Channel9.id, Jakarta. Data terbaru Satuan Tugas (Satgas) Percepatan Rehabilitasi dan Rekonstruksi (PRR) per 8 Mei 2026 menunjukkan aktivitas transaksi UMKM melalui platform e-commerce di wilayah terdampak bencana Sumatera terus meningkat. Total transaksi tercatat mencapai 13.209.182, atau naik sekitar 77 persen dibandingkan akhir April yang masih berada di angka 7.461.422 transaksi.
Dari total tersebut, Sumatera Utara menjadi daerah dengan jumlah transaksi terbesar, yakni 9.781.946 transaksi dengan 631 produk yang dipasarkan. Sementara itu, Aceh mencatat 87.746 transaksi dari 1.396 produk, sedangkan Sumatera Barat mencatat 3.339.490 transaksi dengan 101 produk.
Peningkatan transaksi UMKM tersebut berjalan seiring dengan percepatan penyaluran bantuan stimulan ekonomi bagi masyarakat terdampak bencana. Bantuan tersebut diberikan untuk membantu pemulihan aktivitas ekonomi para penyintas di tiga provinsi terdampak.
Di Aceh, bantuan yang telah tersalurkan mencapai Rp250,48 miliar dari total Rp254,44 miliar. Sementara di Sumatera Utara, realisasi penyaluran bantuan mencapai Rp53,38 miliar dari total Rp62,90 miliar. Adapun di Sumatera Barat, bantuan yang telah disalurkan sebesar Rp16,83 miliar dari total Rp17,74 miliar.
Juru Bicara Satgas PRR, Amran, mengatakan pemulihan ekonomi masyarakat terdampak menjadi fokus utama dalam proses rehabilitasi dan rekonstruksi pascabencana di Sumatera. Menurutnya, berbagai indikator ekonomi mulai menunjukkan perbaikan, mulai dari aktivitas UMKM, penyaluran Kredit Usaha Rakyat (KUR), hingga revitalisasi pasar.

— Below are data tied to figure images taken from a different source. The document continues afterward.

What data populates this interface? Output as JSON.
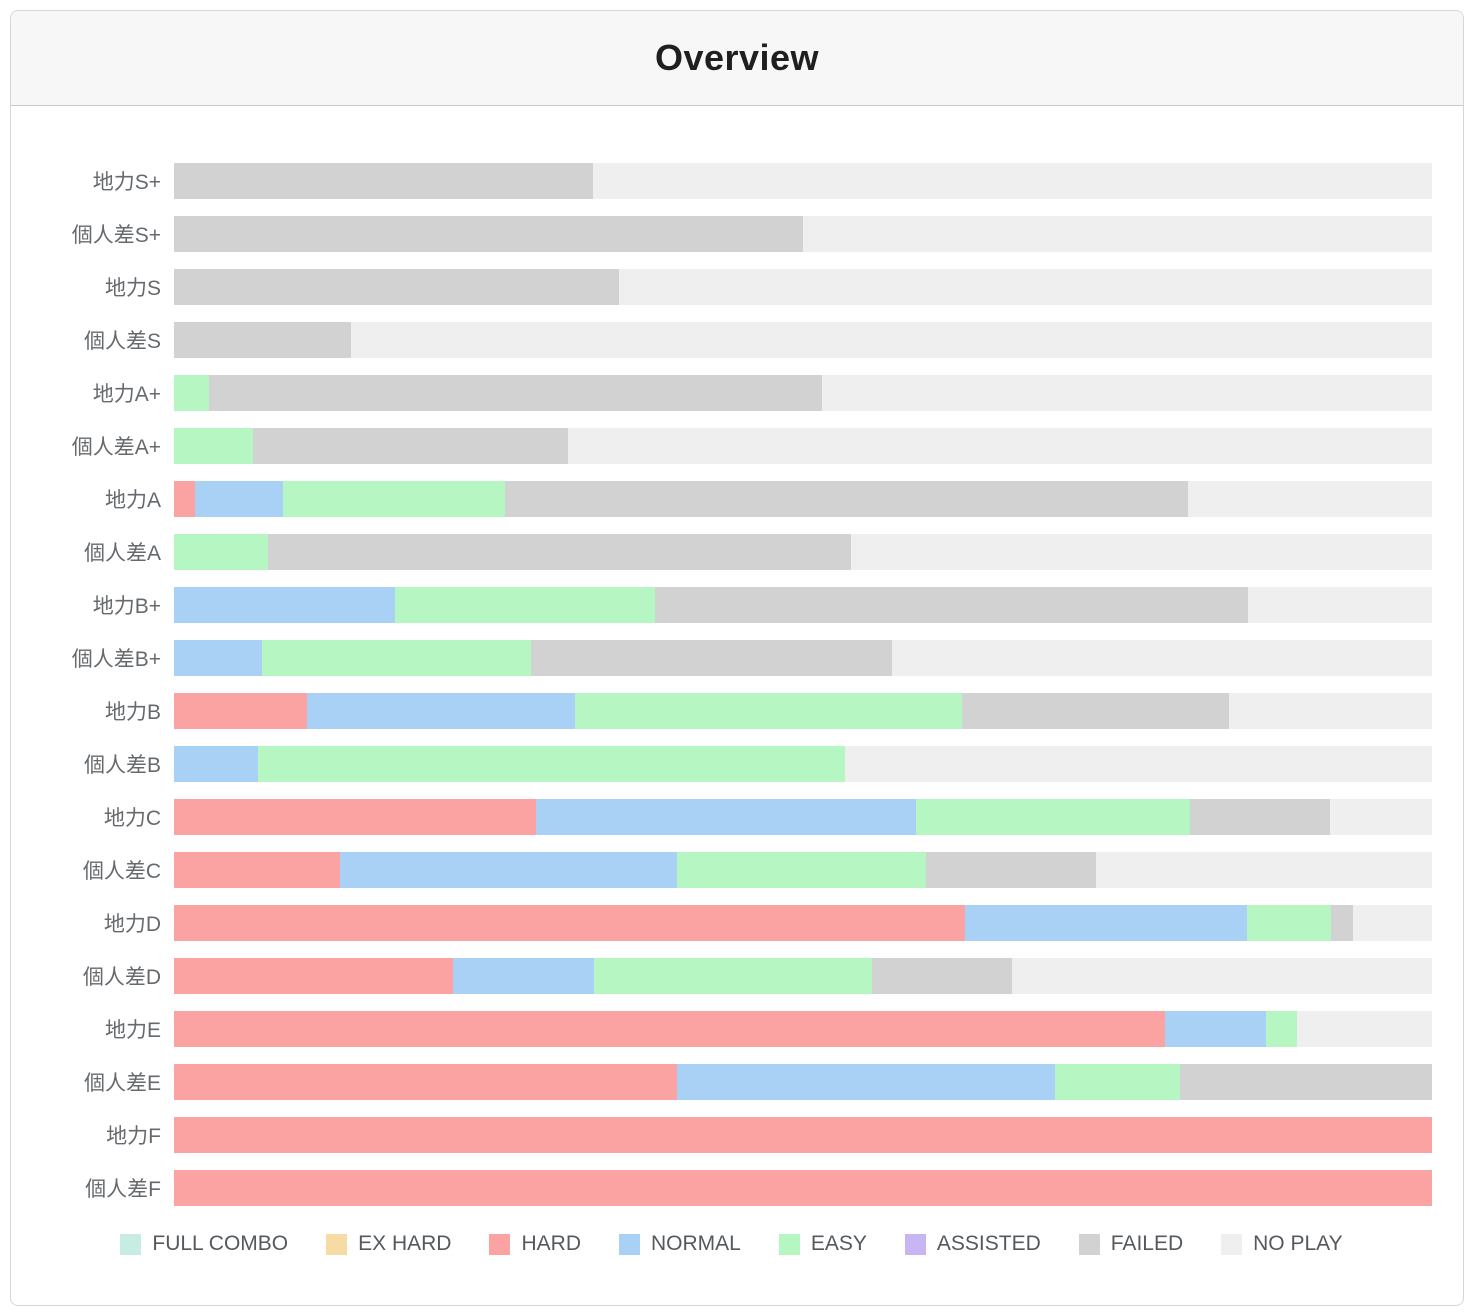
{
  "header": {
    "title": "Overview"
  },
  "chart_data": {
    "type": "bar",
    "orientation": "horizontal",
    "stacked": true,
    "unit": "percent",
    "xlim": [
      0,
      100
    ],
    "axes_hidden": true,
    "grid": false,
    "legend_position": "bottom",
    "track_color": "#efefef",
    "categories": [
      "地力S+",
      "個人差S+",
      "地力S",
      "個人差S",
      "地力A+",
      "個人差A+",
      "地力A",
      "個人差A",
      "地力B+",
      "個人差B+",
      "地力B",
      "個人差B",
      "地力C",
      "個人差C",
      "地力D",
      "個人差D",
      "地力E",
      "個人差E",
      "地力F",
      "個人差F"
    ],
    "series": [
      {
        "name": "FULL COMBO",
        "color": "#c6ece4",
        "values": [
          0,
          0,
          0,
          0,
          0,
          0,
          0,
          0,
          0,
          0,
          0,
          0,
          0,
          0,
          0,
          0,
          0,
          0,
          0,
          0
        ]
      },
      {
        "name": "EX HARD",
        "color": "#f6dca4",
        "values": [
          0,
          0,
          0,
          0,
          0,
          0,
          0,
          0,
          0,
          0,
          0,
          0,
          0,
          0,
          0,
          0,
          0,
          0,
          0,
          0
        ]
      },
      {
        "name": "HARD",
        "color": "#fba3a3",
        "values": [
          0,
          0,
          0,
          0,
          0,
          0,
          1.7,
          0,
          0,
          0,
          10.6,
          0,
          28.8,
          13.2,
          62.9,
          22.2,
          78.8,
          40,
          100,
          100
        ]
      },
      {
        "name": "NORMAL",
        "color": "#a8d1f5",
        "values": [
          0,
          0,
          0,
          0,
          0,
          0,
          7.0,
          0,
          17.6,
          7.0,
          21.3,
          6.7,
          30.2,
          26.8,
          22.4,
          11.2,
          8.0,
          30,
          0,
          0
        ]
      },
      {
        "name": "EASY",
        "color": "#b6f6c3",
        "values": [
          0,
          0,
          0,
          0,
          2.8,
          6.3,
          17.6,
          7.5,
          20.6,
          21.4,
          30.7,
          46.6,
          21.8,
          19.8,
          6.7,
          22.1,
          2.5,
          10,
          0,
          0
        ]
      },
      {
        "name": "ASSISTED",
        "color": "#c8b6f4",
        "values": [
          0,
          0,
          0,
          0,
          0,
          0,
          0,
          0,
          0,
          0,
          0,
          0,
          0,
          0,
          0,
          0,
          0,
          0,
          0,
          0
        ]
      },
      {
        "name": "FAILED",
        "color": "#d2d2d2",
        "values": [
          33.3,
          50,
          35.4,
          14.1,
          48.7,
          25,
          54.3,
          46.3,
          47.2,
          28.7,
          21.3,
          0,
          11.1,
          13.5,
          1.7,
          11.1,
          0,
          20,
          0,
          0
        ]
      },
      {
        "name": "NO PLAY",
        "color": "#efefef",
        "values": [
          66.7,
          50,
          64.6,
          85.9,
          48.5,
          68.7,
          19.4,
          46.2,
          14.6,
          42.9,
          16.1,
          46.7,
          8.1,
          26.7,
          6.3,
          33.4,
          10.7,
          0,
          0,
          0
        ]
      }
    ]
  }
}
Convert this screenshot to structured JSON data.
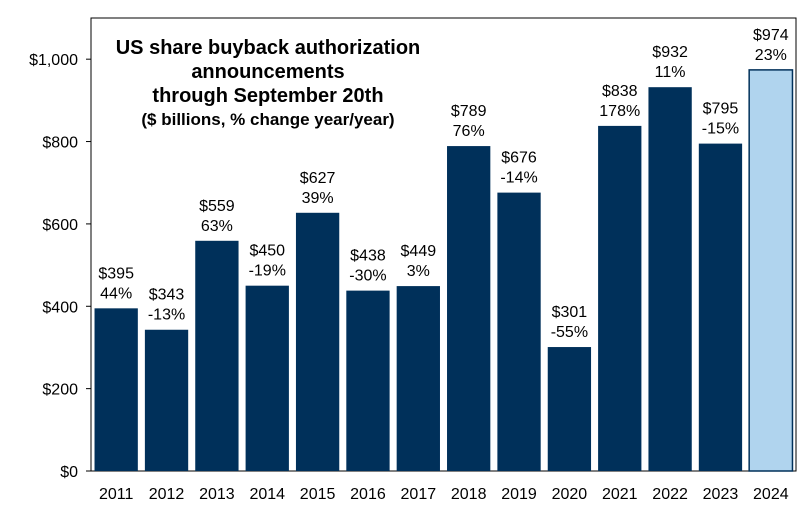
{
  "chart_data": {
    "type": "bar",
    "title_lines": [
      "US share buyback authorization",
      "announcements",
      "through September 20th"
    ],
    "subtitle": "($ billions, % change year/year)",
    "categories": [
      "2011",
      "2012",
      "2013",
      "2014",
      "2015",
      "2016",
      "2017",
      "2018",
      "2019",
      "2020",
      "2021",
      "2022",
      "2023",
      "2024"
    ],
    "values": [
      395,
      343,
      559,
      450,
      627,
      438,
      449,
      789,
      676,
      301,
      838,
      932,
      795,
      974
    ],
    "value_labels": [
      "$395",
      "$343",
      "$559",
      "$450",
      "$627",
      "$438",
      "$449",
      "$789",
      "$676",
      "$301",
      "$838",
      "$932",
      "$795",
      "$974"
    ],
    "pct_labels": [
      "44%",
      "-13%",
      "63%",
      "-19%",
      "39%",
      "-30%",
      "3%",
      "76%",
      "-14%",
      "-55%",
      "178%",
      "11%",
      "-15%",
      "23%"
    ],
    "ylim": [
      0,
      1100
    ],
    "yticks": [
      0,
      200,
      400,
      600,
      800,
      1000
    ],
    "ytick_labels": [
      "$0",
      "$200",
      "$400",
      "$600",
      "$800",
      "$1,000"
    ],
    "xlabel": "",
    "ylabel": "",
    "grid": false,
    "colors": {
      "bar": "#00305A",
      "highlight_bar": "#B0D4EE",
      "highlight_stroke": "#00305A",
      "axis": "#000000",
      "text": "#000000"
    },
    "highlight_categories": [
      "2024"
    ]
  }
}
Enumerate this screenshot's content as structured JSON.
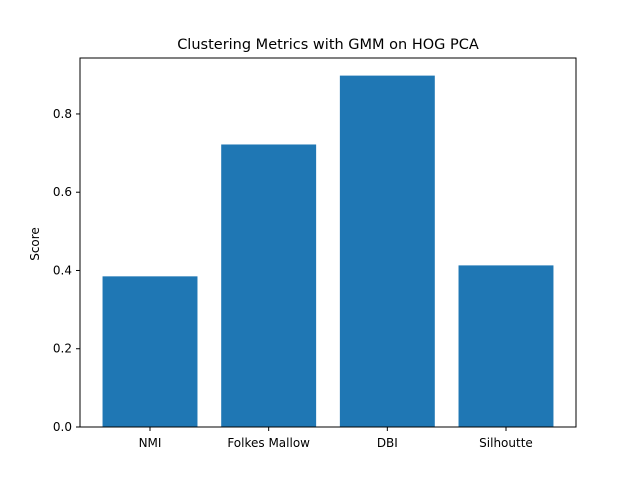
{
  "chart_data": {
    "type": "bar",
    "title": "Clustering Metrics with GMM on HOG PCA",
    "xlabel": "",
    "ylabel": "Score",
    "categories": [
      "NMI",
      "Folkes Mallow",
      "DBI",
      "Silhoutte"
    ],
    "values": [
      0.385,
      0.722,
      0.898,
      0.413
    ],
    "ylim": [
      0,
      0.943
    ],
    "yticks": [
      0.0,
      0.2,
      0.4,
      0.6,
      0.8
    ],
    "ytick_labels": [
      "0.0",
      "0.2",
      "0.4",
      "0.6",
      "0.8"
    ],
    "grid": false,
    "legend": "none",
    "bar_color": "#1f77b4"
  }
}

“Untuk peningkatan ekonomi sudah kita dorong terus, aktivitas ekonomi sudah hampir tuntas keseluruhan,” ujar Amran dalam konferensi pers Satgas PRR di Jakarta, Rabu (6/5/2026).
Selain itu, Satgas PRR juga menargetkan penyelesaian revitalisasi pasar yang masih dalam proses di sejumlah wilayah terdampak. Langkah tersebut dilakukan agar kegiatan ekonomi masyarakat dapat kembali berjalan normal.
“Di Sumbar sudah 100 persen (pasar). Kemudian di Sumut sudah 98 persen dan di Aceh 89 persen. Jadi tinggal beberapa pasar yang sedang dimaksimalkan agar bisa ditempati secepatnya,” kata Amran.